¿Hay un doctor por aquí?

O de los problemas de la salud pública

A nadie le gusta enfermarse, pero hay ocasiones en las que hacerlo constituye un verdadero fastidio. La mayoría de las veces basta con una píldora e irse a trabajar; pero en otras ocasiones, se convierte en un periplo digno de Ulises. Y para muestra, una anécdota:

 

Hace unos meses me acatarré un poco, así que hice lo que cualquier persona con un empleo haría: me tomé una pastilla esperando que los síntomas pasaran y pospuse una visita a un médico decente. El problema fue que los síntomas se agravaron y se convirtieron en una fiebre que me impidió ir a trabajar. ¿Y qué hice? Lo que cualquier otro asalariado haría. A sabiendas de que acudir al sistema de salud nacional supone burocracia, hacinamiento y horas largas, fui con un médico de farmacia —¡No la de las botargas, no! El camino para tocar fondo es largo y amargo— quien me recetó antibióticos por 5 días. Una vez que terminé mi tratamiento me sentí mejor, pero… ¡Ay!, ¡cruel destino! Caí enfermo un par de días después. Así que fui de vuelta con mi médico de farmacia, que de nuevo me recetó antibióticos por otros 5 días.

A estas alturas, el lector habrá notado ya un patrón, pero falta lo peor:  tras dos semanas de sentirme mal —con la garganta que se sentía como papel de lija—, decidí ir con un médico decente. Fui a un pequeño y afamado hospital particular en mi colonia donde, después de navegar su burocracia, resultó que el médico general no había ido ese día. Volví a intentar con otro médico particular que tampoco estaba disponible. Así que la desesperación me hizo tocar fondo: volví a ir con un médico de farmacia —Ahora sí de las botargas bigotonas— quien, viendo mi estado febril, tuvo a bien recetarme 5 inyecciones de antibióticos. No sólo pagué por ellos, sino por cada jeringa y por cada inyección. Y ¡Ay! ¡todo fue en vano! Pues me sentía igual, sino es que peor…

¿Qué hice entonces?  Lo que otrora era la solución a estos problemas: decidí visitar al médico de cabecera, aquél que me vio nacer y que alivió los malestares de toda mi familia, y que, con toda justicia, cobra más caro que los médicos de farmacia.
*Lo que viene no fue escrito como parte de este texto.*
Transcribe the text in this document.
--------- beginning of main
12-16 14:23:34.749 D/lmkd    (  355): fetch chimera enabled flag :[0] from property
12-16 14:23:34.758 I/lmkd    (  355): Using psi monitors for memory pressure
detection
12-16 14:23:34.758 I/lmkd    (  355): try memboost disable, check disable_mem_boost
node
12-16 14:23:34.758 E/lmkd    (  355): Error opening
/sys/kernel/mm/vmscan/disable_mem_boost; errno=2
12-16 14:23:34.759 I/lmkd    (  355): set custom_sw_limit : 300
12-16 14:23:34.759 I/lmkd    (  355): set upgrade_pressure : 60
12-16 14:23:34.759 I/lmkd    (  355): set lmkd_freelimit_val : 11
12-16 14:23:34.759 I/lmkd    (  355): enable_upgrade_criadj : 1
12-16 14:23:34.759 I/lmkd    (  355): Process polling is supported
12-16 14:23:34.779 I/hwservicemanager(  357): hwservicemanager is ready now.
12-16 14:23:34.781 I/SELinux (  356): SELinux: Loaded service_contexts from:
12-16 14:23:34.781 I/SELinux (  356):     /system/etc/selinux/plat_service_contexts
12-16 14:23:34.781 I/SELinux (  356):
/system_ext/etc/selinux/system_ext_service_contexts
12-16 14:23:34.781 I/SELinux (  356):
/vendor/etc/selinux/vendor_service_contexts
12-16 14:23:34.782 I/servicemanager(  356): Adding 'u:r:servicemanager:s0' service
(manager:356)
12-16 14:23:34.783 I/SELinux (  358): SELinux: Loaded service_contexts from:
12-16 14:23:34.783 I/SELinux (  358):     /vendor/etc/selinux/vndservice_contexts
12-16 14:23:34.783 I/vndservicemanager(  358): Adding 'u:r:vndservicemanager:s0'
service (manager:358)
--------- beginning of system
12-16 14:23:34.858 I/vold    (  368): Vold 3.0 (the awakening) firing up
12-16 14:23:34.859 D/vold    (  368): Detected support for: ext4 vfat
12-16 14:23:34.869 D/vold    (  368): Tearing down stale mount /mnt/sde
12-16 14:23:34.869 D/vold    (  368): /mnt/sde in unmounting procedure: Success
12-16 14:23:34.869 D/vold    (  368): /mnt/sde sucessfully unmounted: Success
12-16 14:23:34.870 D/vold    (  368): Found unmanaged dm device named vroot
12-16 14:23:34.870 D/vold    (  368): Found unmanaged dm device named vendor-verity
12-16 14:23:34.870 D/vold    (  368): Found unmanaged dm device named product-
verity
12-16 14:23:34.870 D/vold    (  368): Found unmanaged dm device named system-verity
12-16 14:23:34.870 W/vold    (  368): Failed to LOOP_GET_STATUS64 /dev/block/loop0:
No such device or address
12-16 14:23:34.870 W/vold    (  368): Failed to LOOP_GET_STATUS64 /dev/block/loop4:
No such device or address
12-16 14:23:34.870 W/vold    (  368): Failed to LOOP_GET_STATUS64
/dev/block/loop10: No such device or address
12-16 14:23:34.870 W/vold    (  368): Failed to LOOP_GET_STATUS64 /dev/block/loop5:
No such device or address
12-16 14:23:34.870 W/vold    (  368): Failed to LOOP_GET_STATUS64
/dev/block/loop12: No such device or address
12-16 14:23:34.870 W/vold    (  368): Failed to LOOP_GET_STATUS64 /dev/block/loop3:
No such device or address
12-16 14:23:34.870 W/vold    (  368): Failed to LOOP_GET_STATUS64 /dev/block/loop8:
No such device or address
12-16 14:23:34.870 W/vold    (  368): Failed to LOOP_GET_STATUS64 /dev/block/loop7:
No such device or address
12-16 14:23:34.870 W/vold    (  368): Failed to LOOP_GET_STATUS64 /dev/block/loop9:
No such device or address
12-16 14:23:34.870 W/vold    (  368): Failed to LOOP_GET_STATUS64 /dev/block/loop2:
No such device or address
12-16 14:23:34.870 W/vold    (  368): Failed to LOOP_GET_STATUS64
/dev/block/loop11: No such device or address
Este médico hizo lo que otros no: se tomó su tiempo en examinarme y en hacerme preguntas para formular un diagnóstico, y me comentó que, para empezar, cualquier tratamiento con antibióticos debe durar, mínimo de 7 a 10 días dependiendo de la gravedad del padecimiento.  Ahí caí en la cuenta de un par de cosas:

 

  1. Que existen altos estándares de calidad para los fármacos de patente
  2. Que esos estándares parecen ser no tan altos para los fármacos genéricos,
  3. Que, en mi experiencia, tales estándares parecen no aplicarse a los fármacos similares, y
  4. Que lo barato sale caro. Cerca de $2,000 con todos los médicos y medicamentos que pagué.

¿Debí ir al Seguro Social desde el principio? Asumiendo las reglas por la que se rigen las faltas en mi empleo, sí. Pero el punto es, mi estimado lector: ¿tenemos servicios de salud de calidad en nuestro país?  Recientemente, una persona quien tengo en alta estima —y que, por cierto, no es de este país— tuvo que ir al seguro de emergencia, y su experiencia no fue tan mala. Si bien vimos la cotidianidad de un hospital: gente en un estado vulnerable esperando atención médica desde las 6 de la mañana. Ser médico no es fácil, y analizar su situación excede las intenciones de esta columna; más bien quiero hacerles reflexionar qué tanto valoramos nuestra salud, y qué tan buena es la atención médica disponible para el grueso de la población. ¿Contamos con un sistema decente de salud? Algo digno de considerarse si tomamos en cuenta que ya estamos en la época en que proliferan las enfermedades infeccionas, y ¡ah!, en temporada electoral.